Se numa destas noites viste uma sombra num bar de alterne a falar duas horas com uma rapariga de azul... Sabes, falámos de Tolstoi (é a fotografia dele que está aqui, o meu amor russo não precisa de ser jovem e falso), falámos de Gorki e de Lermontov, de Tschaikovski e de Prokofiev, de Lenin e das manhãs de 89 em que a estrela caiu (ela era pequenita e lembra-se de que nevava em Moscovo). Contou-me histórias de Dostoievski e contou-me histórias de Elizabetha a Czarina. Ivan Grozni, pois. Já esteve em S. Petersburgo e também já esteve em Sintra. Pois, eu sei. Veio para cá, trabalhou num hotel, vida difícil, dinheiro, esta vida também não é assim tão má (terá ela um daqueles namorados que fizeram o Afeganistão e que te matam sem pestanejar?). From Russia with love.

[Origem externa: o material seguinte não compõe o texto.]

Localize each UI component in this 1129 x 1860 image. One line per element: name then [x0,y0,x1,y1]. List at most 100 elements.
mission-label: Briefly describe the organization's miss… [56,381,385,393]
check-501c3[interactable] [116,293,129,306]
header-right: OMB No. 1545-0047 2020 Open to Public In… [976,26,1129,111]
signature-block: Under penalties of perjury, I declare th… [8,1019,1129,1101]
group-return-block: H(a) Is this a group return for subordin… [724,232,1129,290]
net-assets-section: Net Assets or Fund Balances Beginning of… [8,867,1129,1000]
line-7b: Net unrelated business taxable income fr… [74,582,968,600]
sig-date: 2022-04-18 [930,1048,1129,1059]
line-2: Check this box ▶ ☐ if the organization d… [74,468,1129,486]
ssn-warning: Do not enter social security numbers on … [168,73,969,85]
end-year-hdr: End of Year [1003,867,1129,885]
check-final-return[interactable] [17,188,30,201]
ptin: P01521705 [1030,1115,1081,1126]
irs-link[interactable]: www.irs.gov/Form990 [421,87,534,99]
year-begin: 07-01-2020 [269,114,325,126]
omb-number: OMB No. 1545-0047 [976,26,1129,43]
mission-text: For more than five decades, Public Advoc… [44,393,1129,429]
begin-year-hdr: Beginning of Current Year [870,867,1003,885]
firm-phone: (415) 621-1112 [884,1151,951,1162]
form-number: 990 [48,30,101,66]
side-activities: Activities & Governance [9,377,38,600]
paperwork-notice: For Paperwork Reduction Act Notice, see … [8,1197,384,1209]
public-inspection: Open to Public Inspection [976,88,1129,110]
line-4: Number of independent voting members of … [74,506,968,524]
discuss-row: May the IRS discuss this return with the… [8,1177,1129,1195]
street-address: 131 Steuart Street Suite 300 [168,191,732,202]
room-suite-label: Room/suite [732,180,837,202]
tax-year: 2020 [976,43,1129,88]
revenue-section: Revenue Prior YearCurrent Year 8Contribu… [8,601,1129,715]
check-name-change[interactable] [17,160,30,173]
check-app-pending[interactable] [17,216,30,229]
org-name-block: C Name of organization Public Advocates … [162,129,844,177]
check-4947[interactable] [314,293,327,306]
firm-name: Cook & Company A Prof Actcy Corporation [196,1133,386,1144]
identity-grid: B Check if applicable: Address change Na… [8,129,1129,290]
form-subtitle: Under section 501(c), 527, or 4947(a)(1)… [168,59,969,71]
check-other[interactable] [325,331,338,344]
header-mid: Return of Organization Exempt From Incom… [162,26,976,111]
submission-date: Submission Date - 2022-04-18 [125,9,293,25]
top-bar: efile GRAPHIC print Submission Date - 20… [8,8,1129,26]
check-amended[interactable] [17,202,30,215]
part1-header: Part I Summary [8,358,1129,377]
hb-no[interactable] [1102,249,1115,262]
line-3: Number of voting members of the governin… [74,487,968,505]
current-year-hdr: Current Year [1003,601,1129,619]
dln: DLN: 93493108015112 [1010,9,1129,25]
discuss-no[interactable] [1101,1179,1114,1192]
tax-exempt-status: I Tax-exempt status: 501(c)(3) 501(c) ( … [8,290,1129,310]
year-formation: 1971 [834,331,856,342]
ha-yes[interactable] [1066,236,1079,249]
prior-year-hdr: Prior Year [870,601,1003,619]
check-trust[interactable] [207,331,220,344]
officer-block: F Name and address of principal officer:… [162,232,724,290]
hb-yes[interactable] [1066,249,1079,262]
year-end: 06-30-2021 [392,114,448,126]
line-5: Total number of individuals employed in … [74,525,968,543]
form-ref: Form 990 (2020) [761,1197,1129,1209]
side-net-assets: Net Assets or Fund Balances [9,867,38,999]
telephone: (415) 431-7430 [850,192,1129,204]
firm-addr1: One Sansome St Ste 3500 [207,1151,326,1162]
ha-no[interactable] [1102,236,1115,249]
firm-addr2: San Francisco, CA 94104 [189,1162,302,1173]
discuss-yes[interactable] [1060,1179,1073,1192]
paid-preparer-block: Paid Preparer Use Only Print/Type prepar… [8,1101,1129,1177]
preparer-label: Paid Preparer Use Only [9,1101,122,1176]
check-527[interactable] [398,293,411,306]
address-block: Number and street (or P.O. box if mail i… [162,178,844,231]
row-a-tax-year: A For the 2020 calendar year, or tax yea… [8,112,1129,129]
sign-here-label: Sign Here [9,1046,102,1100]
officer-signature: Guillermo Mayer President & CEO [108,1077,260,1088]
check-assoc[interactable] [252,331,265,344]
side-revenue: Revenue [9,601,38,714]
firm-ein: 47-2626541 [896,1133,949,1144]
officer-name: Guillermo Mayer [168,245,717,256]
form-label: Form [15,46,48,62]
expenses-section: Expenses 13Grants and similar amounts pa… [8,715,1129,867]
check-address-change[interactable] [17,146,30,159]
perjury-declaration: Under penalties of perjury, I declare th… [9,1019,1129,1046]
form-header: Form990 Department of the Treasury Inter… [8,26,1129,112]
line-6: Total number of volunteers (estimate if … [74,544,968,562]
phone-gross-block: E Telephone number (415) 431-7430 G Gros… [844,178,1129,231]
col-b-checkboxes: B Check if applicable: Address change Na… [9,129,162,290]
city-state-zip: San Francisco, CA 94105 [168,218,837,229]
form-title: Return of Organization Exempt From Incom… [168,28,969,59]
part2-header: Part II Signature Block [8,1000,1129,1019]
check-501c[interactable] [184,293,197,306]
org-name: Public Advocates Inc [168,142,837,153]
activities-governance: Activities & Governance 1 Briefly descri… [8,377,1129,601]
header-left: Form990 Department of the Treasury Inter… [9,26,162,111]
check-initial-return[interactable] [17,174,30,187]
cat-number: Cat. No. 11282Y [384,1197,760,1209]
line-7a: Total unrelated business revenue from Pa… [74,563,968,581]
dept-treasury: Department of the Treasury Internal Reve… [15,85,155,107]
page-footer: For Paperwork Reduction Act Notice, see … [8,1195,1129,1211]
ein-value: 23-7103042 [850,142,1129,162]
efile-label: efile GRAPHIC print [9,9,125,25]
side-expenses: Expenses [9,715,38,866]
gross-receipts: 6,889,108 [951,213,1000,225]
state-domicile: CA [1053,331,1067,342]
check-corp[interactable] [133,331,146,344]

Era muito bonita sim, e por isso não chamava a atenção de ninguém e às vezes é bom passar um tempo com uma rapariga que fala devagar e que tem umas mãos que só podem ter sido feitas de neve e de Sibéria e é por isso que ela faz o gesto de se embrulhar num xaile como se se tivesse esquecido de que cinco graus não é assim tanto frio. Estudou direito, pensou advogar, gosta de discotecas e de luzes, olhos azuis. Alternadeira, dizem os jornalistas, e todos os outros dizem outras coisas e pensam em coisas que só dizem quando estão encostados àquela parede de veludo encarnado, brasileiras tão fáceis. Eu não pertenço ali. Mas estou bem, porque não pertencer sei bem o que é. Mais uma cerveja, e voltaram a pôr a Dulce Pontes, agora canta o italiano cego, que pensará ele quando lhe falam deste azul, desta Russia, deste amor junto aos cortinados de veludo? Sei lá, quero é beber e ouvir falar do Guerra e Paz e do General Rostopchine que incendiou Moscovo em 1812. Sim, história nesta mesa e histórias nas mesas à volta, sei lá, não quero saber.

Despediu-se com um sorriso engraçado.